History is a harsh mistress. Its true wickedness lies in its ability to blind you at the most significant crossroads of your career. So today, here we are asking ourselves if we are about to become a moderate democratic polity or are we just being fooled again. Our cynicism knows no bounds. Like bile, it works its way up to our mouths and leaves a bitter taste behind. But some of us have become addicted to the very foul taste and choose to live with it despite strong reasons not to. One step forward, two steps back, then, doesn’t signify a Herculean albeit failing attempt to move forward but just another dance routine.
So which one is it? True progress or just a false start? Conviction or pretense? Transformation or misguiding conservation? If you are judging it all by one hanging or the hanged man’s funeral, then don’t bother. It won’t matter in the least. Five years down the lane no one will remember who Qadri was. And similarly, no one except the immediate family or friends will have time to recall who Taseer was. Just in case you have forgotten we are in Pakistan where we die every day. Our loved ones and followers want to build huge tombs, start a cult. But all attempts fail. A series of unfortunate events, of constant death and destruction, have reduced most of us to operate on the most primal instincts. So, go ahead, build sand castles all you want. Just don’t expect them to hold for long.
The true measure of progress lies somewhere else. In the cold calculations of realpolitik and statecraft. In the realm of identity and careerism. At the time of its birth the state was desperate to build an identity. There was no help in sight. Moderates and liberal Baloch, Sindhis, Pashtuns, Bengalis and why even Punjabis were revolting. Only faith seemed to give a plausible explanation. Only authoritarianism offered the means to survive or so the power elite led the people to believe. This tragedy of errors continued unabated for 55 years. Then came 9/11 and something shifted. The state no longer had the lifeline offered by the clergy. But authoritarianism was still young. An ‘enlightened despot’ was in office. This is where your average everyday liberal went wrong. He went ahead and pledged allegiance to the ‘enlightened moderate’ autocrat. But autocrats will be autocrats. When the going got tough, enlightenment and moderation both fled leaving no trace. A new brand of fascism was invented.
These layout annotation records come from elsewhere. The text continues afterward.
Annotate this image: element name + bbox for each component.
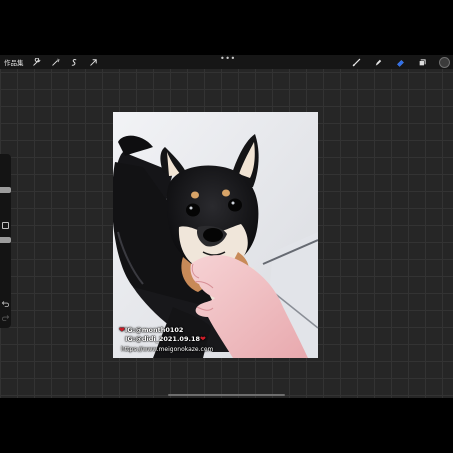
watermark-line-1: ❤IG:@month0102: [119, 326, 184, 334]
more-actions-button[interactable]: •••: [220, 55, 236, 63]
brush-size-slider[interactable]: [0, 187, 11, 193]
top-letterbox: [0, 0, 453, 55]
brush-icon[interactable]: [351, 57, 362, 68]
dog-illustration: [113, 112, 318, 358]
opacity-slider[interactable]: [0, 237, 11, 243]
eraser-icon[interactable]: [395, 57, 406, 68]
home-indicator[interactable]: [168, 394, 285, 396]
undo-icon[interactable]: [1, 299, 10, 308]
top-toolbar: 作品集 •••: [0, 55, 453, 69]
magic-wand-icon[interactable]: [50, 57, 61, 68]
heart-icon: ❤: [200, 335, 206, 343]
watermark-url: https://www.meigonokaze.com: [121, 346, 214, 353]
selection-icon[interactable]: [69, 57, 80, 68]
transform-arrow-icon[interactable]: [88, 57, 99, 68]
redo-icon[interactable]: [1, 313, 10, 322]
watermark-line-2: IG:@didi_2021.09.18❤: [125, 335, 206, 343]
wrench-icon[interactable]: [31, 57, 42, 68]
left-sidebar: [0, 154, 11, 328]
artwork-canvas[interactable]: ❤IG:@month0102 IG:@didi_2021.09.18❤ http…: [113, 112, 318, 358]
color-picker[interactable]: [439, 56, 450, 68]
layers-icon[interactable]: [417, 57, 428, 68]
procreate-screen: 作品集 ••• ❤IG:@month0102 IG:@didi_2021.09.…: [0, 55, 453, 398]
bottom-letterbox: [0, 398, 453, 453]
gallery-button[interactable]: 作品集: [4, 57, 24, 67]
tool-group: [351, 55, 453, 69]
modify-button[interactable]: [2, 222, 9, 229]
smudge-icon[interactable]: [373, 57, 384, 68]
Today those fans of his make fun of the Mukhtaran Mais and declare the Malalas and the Sharmeen Obaid-Chinoys the stooges of the enemy.
While this class is still quite influential in the media, its spell is fading. As for the clergy it failed in two basic tests. It refused to openly and collectively condemn the acts of barbarity exhibited by the terrorists using the name of our faith. It also failed to harmonise its interpretation of Pakistani identity with the changing times. Consequently, its assertion that Pakistan should retain some trappings of a theocratic state appears more untenable with every passing day. So the causal dialectics in the country have changed. The struggle is no more between liberalism and theocracy but between the forces of fascism and those of democracy and liberty. The state has chosen to side with the latter because the choice offers it incredible soft power that it never knew could exist. In the dying days of his rule Musharraf did at least one good thing. Unlike his predecessor Zia, he allowed parliament to complete its full term. This has led to a growing realisation among all organs of state that it works in the state’s favour. Musharraf and his fidayeen today desperately try to bring down the legacy he inadvertently built by letting moderation and democracy flourish in at least some shape. But they won’t succeed.
Things are most definitely not hunky dory yet. Terrorism has still not been rooted out. A significant part of our population is still brainwashed. Our media remains mostly anti-democracy. But all this will change with time. Education and prosperity will cure us of all these diseases. Onus now is on the democrats and liberals. They can keep their cynicism and their dance routines or put their talents to use for the greater good of their country and reshape the country in their own image.
Published in The Express Tribune, March 12th, 2016.